With Modulus, neural networks can be trained to use the fundamental laws of physics to model the behavior of complex systems in a wide range of fields. The surrogate model can then be used in various applications of digital twins from industrial use cases to climate science.
“Modulus has been optimized to train on multi-GPU and multi-node [systems],” said Huang. “The resulting model can emulate physics 1,000 to 100,000 times faster than simulation.
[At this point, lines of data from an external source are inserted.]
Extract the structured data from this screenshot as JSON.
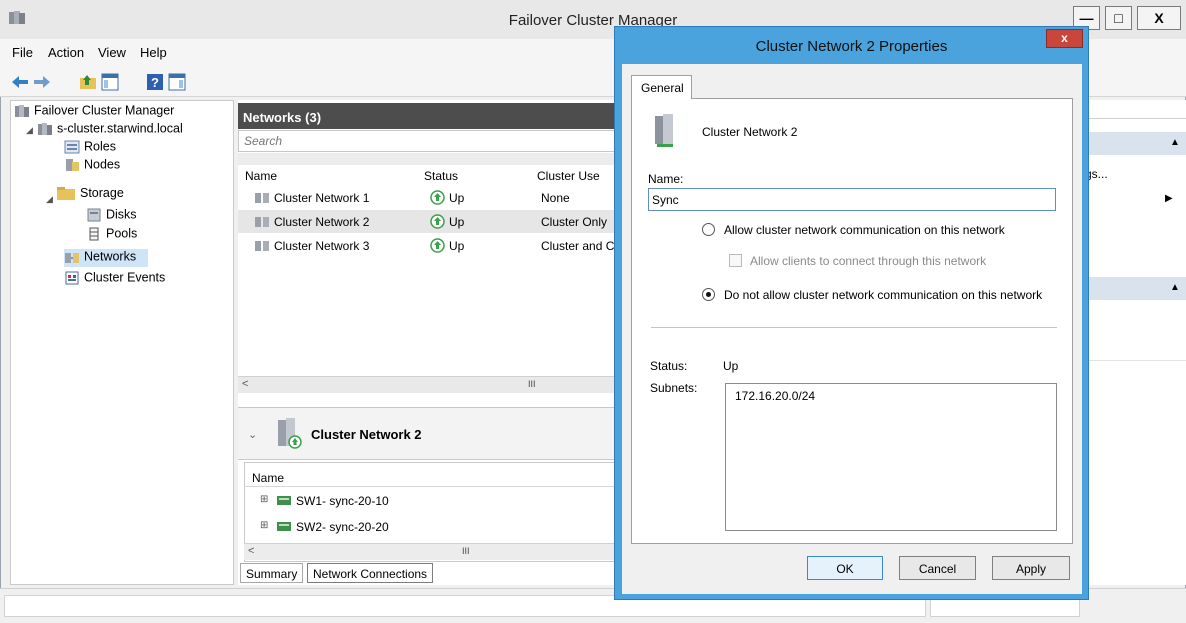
{
  "window": {
    "title": "Failover Cluster Manager",
    "minimize": "—",
    "maximize": "□",
    "close": "X"
  },
  "menu": [
    "File",
    "Action",
    "View",
    "Help"
  ],
  "tree": {
    "root": "Failover Cluster Manager",
    "cluster": "s-cluster.starwind.local",
    "roles": "Roles",
    "nodes": "Nodes",
    "storage": "Storage",
    "disks": "Disks",
    "pools": "Pools",
    "networks": "Networks",
    "events": "Cluster Events"
  },
  "networks_panel": {
    "header": "Networks (3)",
    "search_placeholder": "Search",
    "columns": [
      "Name",
      "Status",
      "Cluster Use"
    ],
    "rows": [
      {
        "name": "Cluster Network 1",
        "status": "Up",
        "use": "None"
      },
      {
        "name": "Cluster Network 2",
        "status": "Up",
        "use": "Cluster Only"
      },
      {
        "name": "Cluster Network 3",
        "status": "Up",
        "use": "Cluster and Cl"
      }
    ],
    "scroll_glyph": "III"
  },
  "detail": {
    "title": "Cluster Network 2",
    "column": "Name",
    "items": [
      "SW1- sync-20-10",
      "SW2- sync-20-20"
    ],
    "scroll_glyph": "III",
    "tabs": [
      "Summary",
      "Network Connections"
    ]
  },
  "actions": {
    "item1": "gs..."
  },
  "dialog": {
    "title": "Cluster Network 2 Properties",
    "close": "x",
    "tab": "General",
    "network_name": "Cluster Network 2",
    "name_label": "Name:",
    "name_value": "Sync",
    "radio_allow": "Allow cluster network communication on this network",
    "check_clients": "Allow clients to connect through this network",
    "radio_deny": "Do not allow cluster network communication on this network",
    "status_label": "Status:",
    "status_value": "Up",
    "subnets_label": "Subnets:",
    "subnets": [
      "172.16.20.0/24"
    ],
    "ok": "OK",
    "cancel": "Cancel",
    "apply": "Apply"
  },
  "colors": {
    "dialog_border": "#4aa3dc",
    "header_dark": "#4d4d4d",
    "selection": "#cfe4f7",
    "status_up": "#3aa04a"
  }
}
With Modulus, scientists will be able to create digital twins to better understand large systems like never before.”
One area where major advancements could result is in climate science as the world continues to confront climate change, he said. “The largest reservoirs in the U.S. are at their lowest levels in two decades – some 150 feet below where they were. The combination of accelerated computing, physics-ML and giant computer systems can give us a million-X leap and give us a shot. We will use principled-physics models and observed data to teach AI to predict climate – in super-real-time.”
Ultimately, researchers could model the Earth itself, said Huang. “We can create a digital twin of the Earth that runs continuously to predict the future, calibrating and improving its predictions with observed data, and predict again.”
Modulus works with Python-based APIs to take symbolic governing partial differential equations and build physics-based neural networks. It also includes a physics-ML engine which takes uses PyTorch and TensorFlow to train models as well as the Nvidia CUDA Deep Neural Network library (cuDNN) for GPU acceleration and Nvidia Magnum IO for multi-GPU and multi-node scaling.
Interesting Moves, Say Analysts
Karl Freund, the founder and principal analyst for Cambrian AI Research, said the latest Nvidia GTC announcements show how far the company has come in its evolution.
“Nvidia has now completed the transition from a GPU company to a provider of compute platforms, with all the hardware and software you need to build a solution,” said Freund. “While Facebook talks metaverse, Nvidia is delivering it to enterprises, and that is where the money is.”
Another analyst, R. Ray Wang of Constellation Research, said that Nvidia’s new Megatron LLM framework and model deliver solid choices for enterprise users that want to dive into this segment.
“Basically, if you really want to get massive generative language models, this is the one [to use], and that is important because right now most of the models are lacking precision because there is not enough data [involved],” said Wang. “You want massive, massive parameters and massive datasets so it [delivers] better deep learning. This is one that is important.”